Bringing Orwell to Life
By ucqajha, on 9 June 2017
Written by Catrin Harris, UCL student blogger
As part of UCL’s Festival of Culture, The Orwell Foundation staged a live start to finish reading of Orwell’s classic, 1984. Before the event, I caught up with the Foundation’s Director, Jean Sutton, as well as their Programmes Manager, Stephanie Le Lievre, to find out more.
CH: Firstly, what is the Orwell Foundation?
SL: The Orwell Foundation is a charity best known for awarding the Orwell Prize (the UK’s most prestigious prize for political writing). But we do much more than that: we use Orwell’s work to celebrate honest writing and reporting, uncover hidden lives, confront uncomfortable truths and, in doing so, promote Orwell’s values of integrity, decency and fidelity to truth. We do this through the Prizes, and also through free public events, lectures and debates such as our Orwell Lecture (given by Ian Hislop in 2016) and of course 1984 Live! We moved to UCL in 2016.
CH: Where did the idea of a readthrough, and then immersive theatre, come from?
SL: Live readings have been done before in the US and Australia, but never in the UK. When we found out about the Festival of Culture we thought it would be the perfect event to celebrate arriving at UCL. Once we had the idea, we realised that it had the potential to be more exciting than just a few people reading from a book in a room. We wanted it to have some kind of Artistic Direction, so we found Hannah Price, a brilliant theatre director who had real vision for what it could look like, and it snowballed from there.
CH: Orwell wrote six novels, why do you think 1984, along with possibly Animal Farm, is the most well-known?

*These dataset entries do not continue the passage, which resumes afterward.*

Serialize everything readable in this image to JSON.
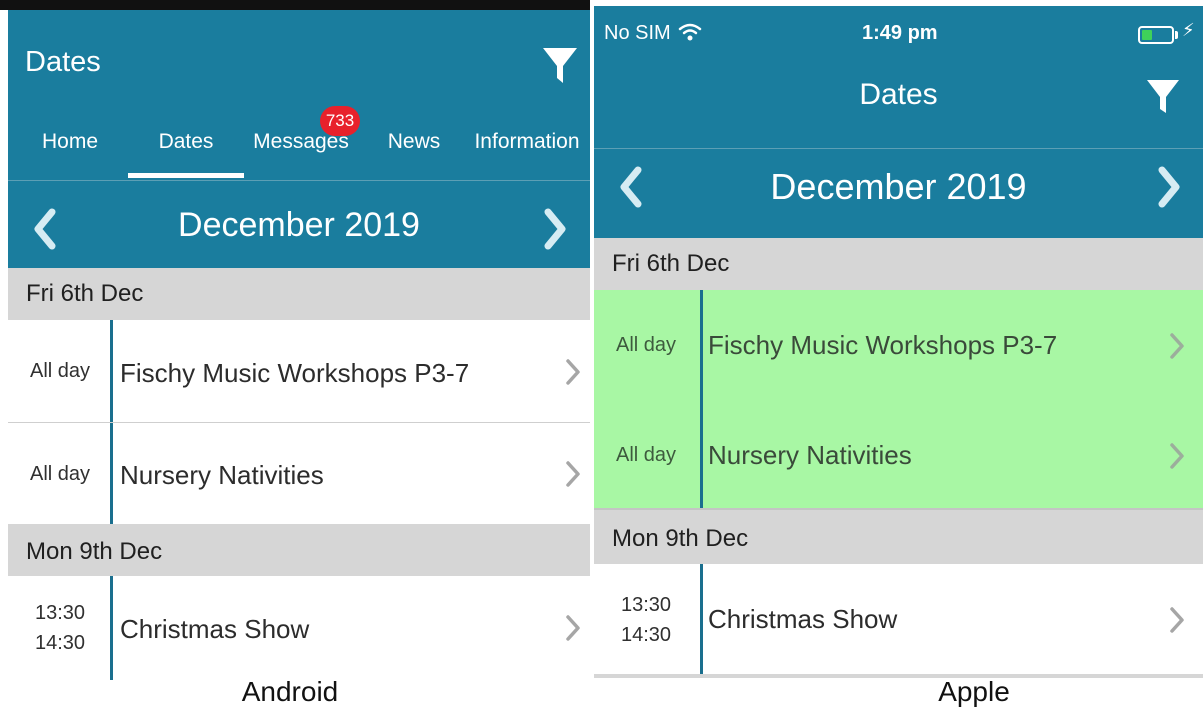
{
  "android": {
    "header_title": "Dates",
    "tabs": [
      {
        "label": "Home"
      },
      {
        "label": "Dates"
      },
      {
        "label": "Messages"
      },
      {
        "label": "News"
      },
      {
        "label": "Information"
      }
    ],
    "messages_badge": "733",
    "month": "December 2019",
    "days": [
      {
        "label": "Fri 6th Dec",
        "events": [
          {
            "time": "All day",
            "title": "Fischy Music Workshops P3-7"
          },
          {
            "time": "All day",
            "title": "Nursery Nativities"
          }
        ]
      },
      {
        "label": "Mon 9th Dec",
        "events": [
          {
            "time_start": "13:30",
            "time_end": "14:30",
            "title": "Christmas Show"
          }
        ]
      }
    ],
    "caption": "Android"
  },
  "apple": {
    "status": {
      "carrier": "No SIM",
      "time": "1:49 pm"
    },
    "header_title": "Dates",
    "month": "December 2019",
    "days": [
      {
        "label": "Fri 6th Dec",
        "events": [
          {
            "time": "All day",
            "title": "Fischy Music Workshops P3-7"
          },
          {
            "time": "All day",
            "title": "Nursery Nativities"
          }
        ]
      },
      {
        "label": "Mon 9th Dec",
        "events": [
          {
            "time_start": "13:30",
            "time_end": "14:30",
            "title": "Christmas Show"
          }
        ]
      }
    ],
    "caption": "Apple"
  },
  "colors": {
    "header": "#1a7d9e",
    "highlight": "#a8f7a4",
    "day_header": "#d6d6d6",
    "badge": "#e8212b"
  },
  "icons": {
    "filter": "filter-icon",
    "prev": "chevron-left-icon",
    "next": "chevron-right-icon",
    "row": "chevron-right-icon",
    "wifi": "wifi-icon",
    "battery": "battery-icon",
    "bolt": "charging-bolt-icon"
  }
}
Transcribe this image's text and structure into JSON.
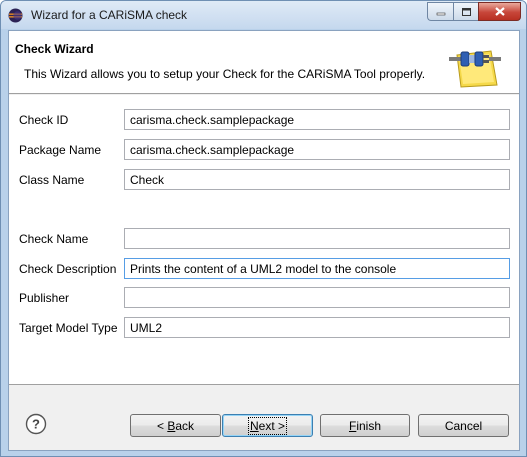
{
  "window": {
    "title": "Wizard for a CARiSMA check"
  },
  "header": {
    "title": "Check Wizard",
    "description": "This Wizard allows you to setup your Check for the CARiSMA Tool properly."
  },
  "form": {
    "check_id": {
      "label": "Check ID",
      "value": "carisma.check.samplepackage"
    },
    "package_name": {
      "label": "Package Name",
      "value": "carisma.check.samplepackage"
    },
    "class_name": {
      "label": "Class Name",
      "value": "Check"
    },
    "check_name": {
      "label": "Check Name",
      "value": ""
    },
    "check_description": {
      "label": "Check Description",
      "value": "Prints the content of a UML2 model to the console"
    },
    "publisher": {
      "label": "Publisher",
      "value": ""
    },
    "target_model_type": {
      "label": "Target Model Type",
      "value": "UML2"
    }
  },
  "buttons": {
    "back": {
      "label": "< Back",
      "mnemonic_prefix": "< ",
      "mnemonic": "B",
      "rest": "ack"
    },
    "next": {
      "label": "Next >",
      "mnemonic": "N",
      "rest": "ext >"
    },
    "finish": {
      "label": "Finish",
      "mnemonic": "F",
      "rest": "inish"
    },
    "cancel": {
      "label": "Cancel"
    }
  },
  "icons": {
    "app": "eclipse-icon",
    "help": "help-icon",
    "wizard": "wizard-plug-icon"
  }
}
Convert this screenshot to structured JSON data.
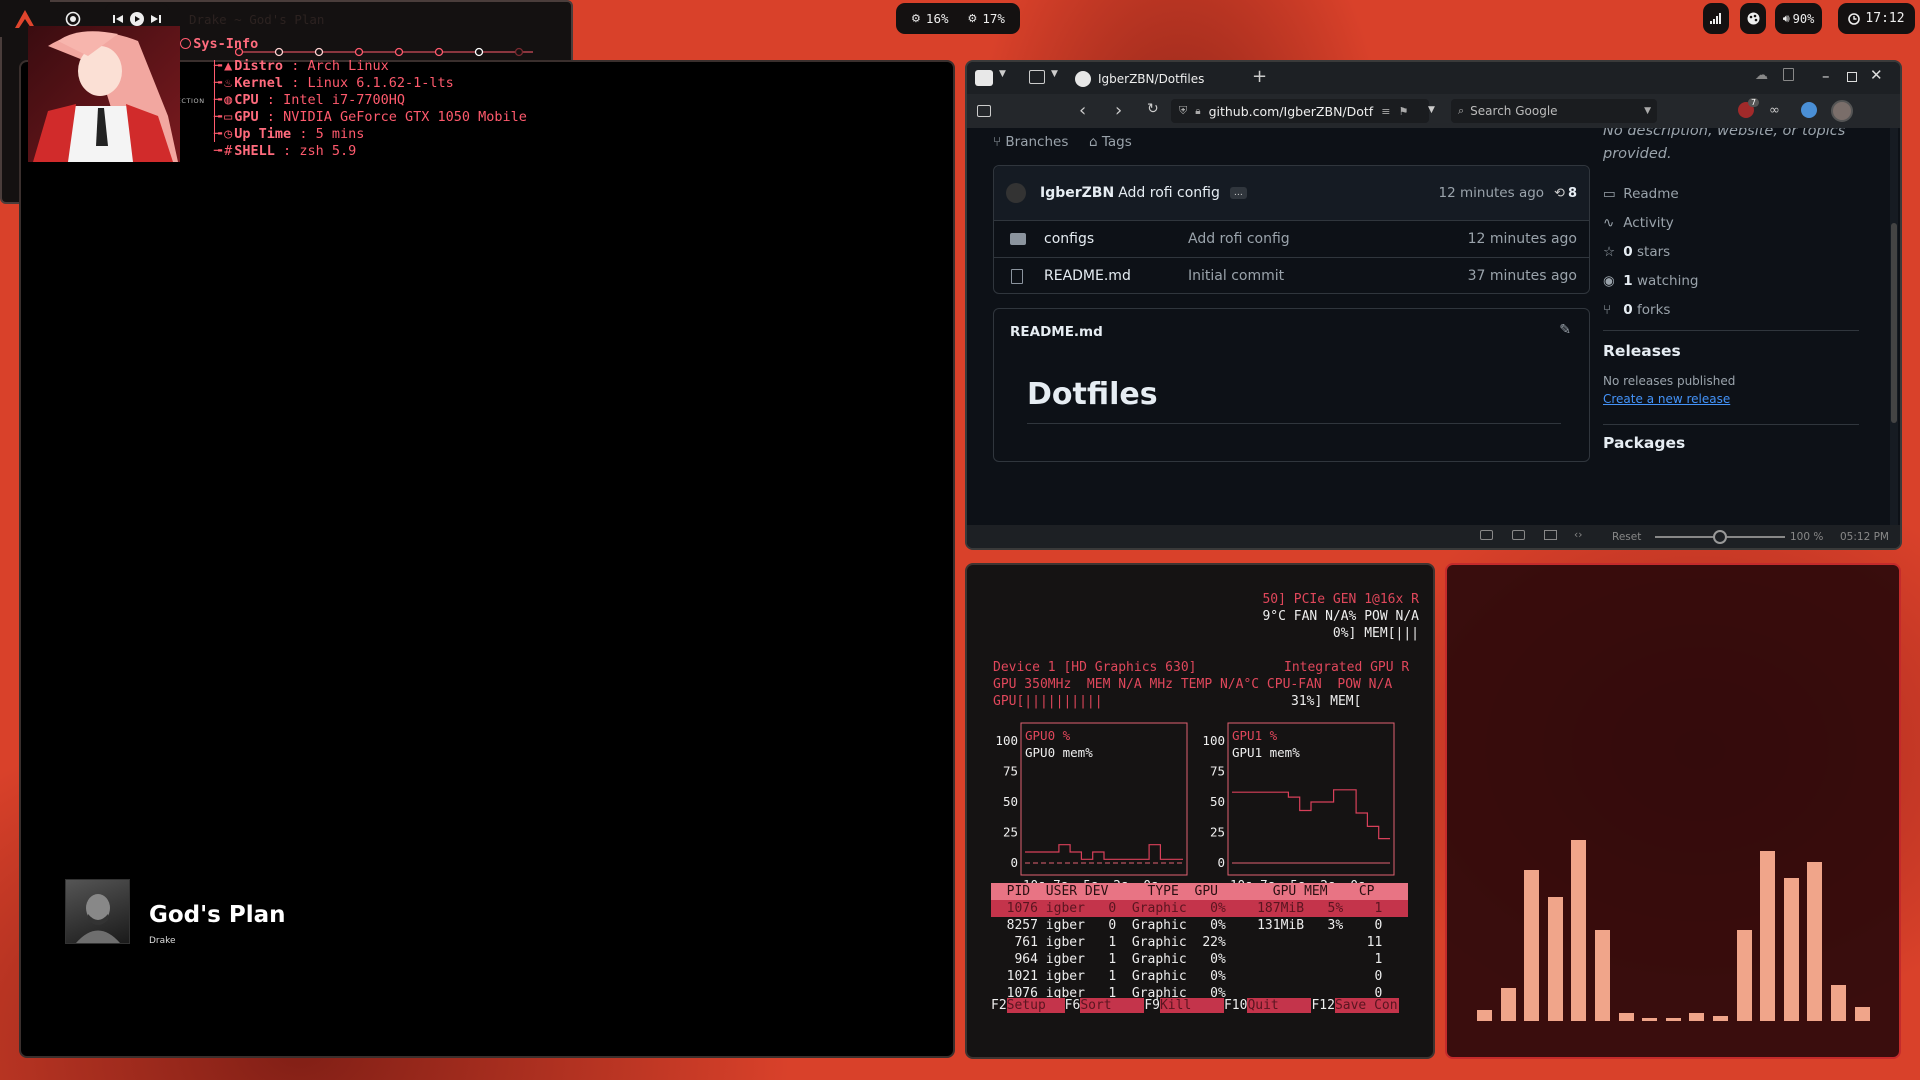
{
  "topbar": {
    "now_playing": "Drake ~ God's Plan",
    "cpu": "16%",
    "mem": "17%",
    "volume": "90%",
    "clock": "17:12"
  },
  "spotify": {
    "header": "PLAYING FROM COLLECTION",
    "title": "God's Plan",
    "artist": "Drake"
  },
  "browser": {
    "tab_title": "IgberZBN/Dotfiles",
    "url": "github.com/IgberZBN/Dotf",
    "search_placeholder": "Search Google",
    "badge": "7",
    "branches": "Branches",
    "tags": "Tags",
    "commit": {
      "user": "IgberZBN",
      "message": "Add rofi config",
      "time": "12 minutes ago",
      "count": "8"
    },
    "files": [
      {
        "name": "configs",
        "message": "Add rofi config",
        "time": "12 minutes ago",
        "kind": "folder"
      },
      {
        "name": "README.md",
        "message": "Initial commit",
        "time": "37 minutes ago",
        "kind": "file"
      }
    ],
    "readme_label": "README.md",
    "readme_heading": "Dotfiles",
    "about": "No description, website, or topics provided.",
    "sidebar": [
      {
        "icon": "book-icon",
        "label": "Readme"
      },
      {
        "icon": "pulse-icon",
        "label": "Activity"
      },
      {
        "icon": "star-icon",
        "count": "0",
        "label": "stars"
      },
      {
        "icon": "eye-icon",
        "count": "1",
        "label": "watching"
      },
      {
        "icon": "fork-icon",
        "count": "0",
        "label": "forks"
      }
    ],
    "releases": "Releases",
    "no_releases": "No releases published",
    "create_release": "Create a new release",
    "packages": "Packages",
    "status": {
      "reset": "Reset",
      "zoom": "100 %",
      "time": "05:12 PM",
      "zoom_level": 0.5
    }
  },
  "terminal": {
    "l1": "50] PCIe GEN 1@16x R",
    "l2": "9°C FAN N/A% POW N/A",
    "l3": "0%] MEM[|||",
    "d1a": "Device 1 [HD Graphics 630]",
    "d1b": "Integrated GPU R",
    "d2": "GPU 350MHz  MEM N/A MHz TEMP N/A°C CPU-FAN  POW N/A",
    "d3a": "GPU[||||||||||",
    "d3b": "31%] MEM[",
    "g0_title": "GPU0 %",
    "g0_sub": "GPU0 mem%",
    "g1_title": "GPU1 %",
    "g1_sub": "GPU1 mem%",
    "yticks": [
      "100",
      "75",
      "50",
      "25",
      "0"
    ],
    "xticks": "10s—7s——5s——2s——0s",
    "gpu0_series": [
      9,
      9,
      9,
      15,
      9,
      3,
      9,
      3,
      3,
      3,
      3,
      15,
      3,
      3
    ],
    "gpu1_mem_series": [
      58,
      58,
      58,
      58,
      58,
      54,
      43,
      50,
      50,
      60,
      60,
      41,
      30,
      20
    ],
    "header": "  PID  USER DEV     TYPE  GPU       GPU MEM    CP",
    "rows": [
      "  1076 igber   0  Graphic   0%    187MiB   5%    1",
      "  8257 igber   0  Graphic   0%    131MiB   3%    0",
      "   761 igber   1  Graphic  22%                  11",
      "   964 igber   1  Graphic   0%                   1",
      "  1021 igber   1  Graphic   0%                   0",
      "  1076 igber   1  Graphic   0%                   0"
    ],
    "fkeys": [
      {
        "k": "F2",
        "l": "Setup"
      },
      {
        "k": "F6",
        "l": "Sort"
      },
      {
        "k": "F9",
        "l": "Kill"
      },
      {
        "k": "F10",
        "l": "Quit"
      },
      {
        "k": "F12",
        "l": "Save Con"
      }
    ]
  },
  "sysinfo": {
    "title": "Sys-Info",
    "items": [
      {
        "icon": "arch-icon",
        "key": "Distro",
        "val": "Arch Linux"
      },
      {
        "icon": "flame-icon",
        "key": "Kernel",
        "val": "Linux 6.1.62-1-lts"
      },
      {
        "icon": "cpu-icon",
        "key": "CPU",
        "val": "Intel i7-7700HQ"
      },
      {
        "icon": "monitor-icon",
        "key": "GPU",
        "val": "NVIDIA GeForce GTX 1050 Mobile"
      },
      {
        "icon": "clock-icon",
        "key": "Up Time",
        "val": "5 mins"
      },
      {
        "icon": "hash-icon",
        "key": "SHELL",
        "val": "zsh 5.9"
      }
    ]
  },
  "visualizer": {
    "levels": [
      4,
      12,
      55,
      45,
      66,
      33,
      3,
      1,
      1,
      3,
      2,
      33,
      62,
      52,
      58,
      13,
      5
    ]
  }
}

JS: Animal Farm and 1984 are the best-known of Orwell’s novels because they are the best. They are barely novels – but fables, mythic. They are the product of his tremendous output of essays, commentaries, reviews, so the voice comes from non-fiction. But they also come straight from his experience of fighting fascism, seeing communism, being on the side of poor people, understanding that preserving the power of language to describe reality is almost the most important freedom.
CH: This event marks the 68th anniversary of the publication of 1984. How do you think the book resonates with a contemporary audience?
JS: 1984 works now because its themes are all around us: surveillance, the capacity to have a private life, meaningful and true feelings – not soap opera postured pouting, the capacity of ideology to create perceptions, the shaping of ideas by the control of technology, the sense that people may live in a manipulated world. These all have contemporary twists – people now commodify their own private lives and display their ‘private’ feelings for everyone – and perhaps in doing so lose touch with their sense of themselves as they pursue fashionable identities. But the alarming sense of the slip and slide of small rights and proprieties that may lead to tyranny is also palpably in the air.